The 'Advent calendar' from Neumz is presented by Dr Arreguin Rosales; he is talking about the 'O' Antiphons, the first of which, O Sapientia, is sung at Vespers this afternoon. The initial letters of these antiphons, taken backwards, spell out the Latin words ero cras, that means 'I will be here tomorrow'-- the series ends with O Emmanuel at Vespers on the 23rd. 

An idle bit of trivia. There is a family in Spain and presumably elsewhere in the Hispanic world at this point that bears the name De la O, and these antiphons are indeed wherefrom it derives. But see immediately infra.

In some places, tomorrow is the feast of Our Lady's Expectation, de l’expectation de l’enfantement de la Bienheureuse Vierge Marie, in Expectatione Partus Beatae Virginis Mariae (CE, Wiki). I have to laugh because the first thing my eyes lit upon at that Catholic Encyclopedia article was the declaration of Fr Holweck that the family name De la O 'has nothing to do with the 'O' Antiphons in the Roman Rite'. 

The feast of 18 December was commonly called, even in the liturgical books, 'S. Maria de la O', because on that day the clerics in the choir after Vespers used to utter a loud and protracted 'O', to express the longing of the universe for the coming of the Redeemer (Tamayo, Mart. Hisp., VI, 485). The Roman 'O' antiphons have nothing to do with this term, because they are unknown in the Mozarabic Rite.
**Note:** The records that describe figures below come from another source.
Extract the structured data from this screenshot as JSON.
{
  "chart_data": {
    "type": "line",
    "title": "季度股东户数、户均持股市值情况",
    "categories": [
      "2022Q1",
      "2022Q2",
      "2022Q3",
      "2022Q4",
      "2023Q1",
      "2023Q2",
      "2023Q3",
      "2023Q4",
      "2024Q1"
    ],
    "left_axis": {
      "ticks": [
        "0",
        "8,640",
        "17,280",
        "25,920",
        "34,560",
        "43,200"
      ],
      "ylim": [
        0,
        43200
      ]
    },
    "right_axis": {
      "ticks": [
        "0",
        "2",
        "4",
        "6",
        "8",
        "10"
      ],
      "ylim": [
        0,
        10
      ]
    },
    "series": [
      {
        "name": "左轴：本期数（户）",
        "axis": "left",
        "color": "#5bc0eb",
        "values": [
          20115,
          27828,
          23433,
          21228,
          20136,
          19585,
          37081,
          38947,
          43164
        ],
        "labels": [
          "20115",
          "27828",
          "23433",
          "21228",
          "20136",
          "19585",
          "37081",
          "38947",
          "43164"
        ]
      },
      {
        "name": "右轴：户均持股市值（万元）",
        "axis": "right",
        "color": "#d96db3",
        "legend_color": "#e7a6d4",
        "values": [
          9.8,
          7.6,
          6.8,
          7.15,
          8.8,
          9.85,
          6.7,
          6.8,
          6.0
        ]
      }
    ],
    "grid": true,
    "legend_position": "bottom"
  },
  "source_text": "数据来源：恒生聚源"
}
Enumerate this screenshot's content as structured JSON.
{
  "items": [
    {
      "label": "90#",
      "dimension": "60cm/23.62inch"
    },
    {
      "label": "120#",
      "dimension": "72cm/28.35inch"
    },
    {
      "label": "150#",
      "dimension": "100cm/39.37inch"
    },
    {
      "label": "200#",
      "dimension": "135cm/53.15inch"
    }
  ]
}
This feast and its octave were very popular in Spain, where the people still call it 'Nuestra Señora de la O'.

He's writing about the Hispano-Mozarabic Rite because the feast of the Expectation was instituted in Spain as a way of actually celebrating the Annunciation rather than allowing the feast almost always to be suppressed by the Lenten observance (Roman law at that point still prohibiting feasts in Lent-- March 25 falls outside of Lent once every eleven or twelve years); the Tenth Council of Toledo in 656 assigned the feast to the 18th. I seem to remember Father Hunwicke writing about this yesterday-- as indeed he did-- although he doesn't concern himself with the name de la O....

Morning's pleasantness has settled into grey overcastness at this point in the afternoon, alas. Arvo Pärt's version of the antiphon O Sapientia as an antidote.


An interview with Christian Marquant of Paix Liturgique is translated at Rorate Caeli; M. Marquant is the principal director of that organisation and their website. Paix Liturgique, which has fought the good fight-- we all of us have the right to hear Mass in the Traditional Rite in our own parishes, as grand as the work of the traditionalist clerical institutes is-- in France and elsewhere for four decades and more, is detested by certain malign or misguided people because inter alia they have, with their limited resources, become expert at using the modern tools of the polling industry to demonstrate that the Traditional Rite retains the favor and support of large numbers of Catholics whose voices aren't heard in the episcopal courts and certainly not at the palaces of the Bishops Conferences.

... Throughout the world, crowds upon crowds of Catholics who are uninformed or have been duped aspire to live an authentic faith with a holy liturgy. If they are aware of it but do not have access to it, we must help them to achieve it in practice. And if they do not know it yet, it is once again up to us to let them know it....

Their French website is here (and the interview is on the front page).

Marion Renault wrote an article that was in the New York Times today; about Chartreuse and the vicissitudes of selling it in tempore pestilentiae. A decent article without any cheap shots about holy religion or the monastic life, although it rather pathetic that the present plague is understood to be as horrific as "avalanches, landslides, terrible fires, religious wars, pillaging, evictions and exile, military occupation, the French Revolution". I knew one of the sources quoted, Father Michael Holleran, under a different name lo! those 25 years ago. 

I speculated just the other day, when I decided not to check on the price of a bottle of Chartreuse, passing the liquor store open for business, that 'it is bound to cost thirty or forty dollars' these days-- it's been years since I considered buying any. Today's article mentions $60!  I don't think I was even aware that there is a 'cask aged' ($180!) variety. No Chartreuse gelée for my Christmas peaches, alas.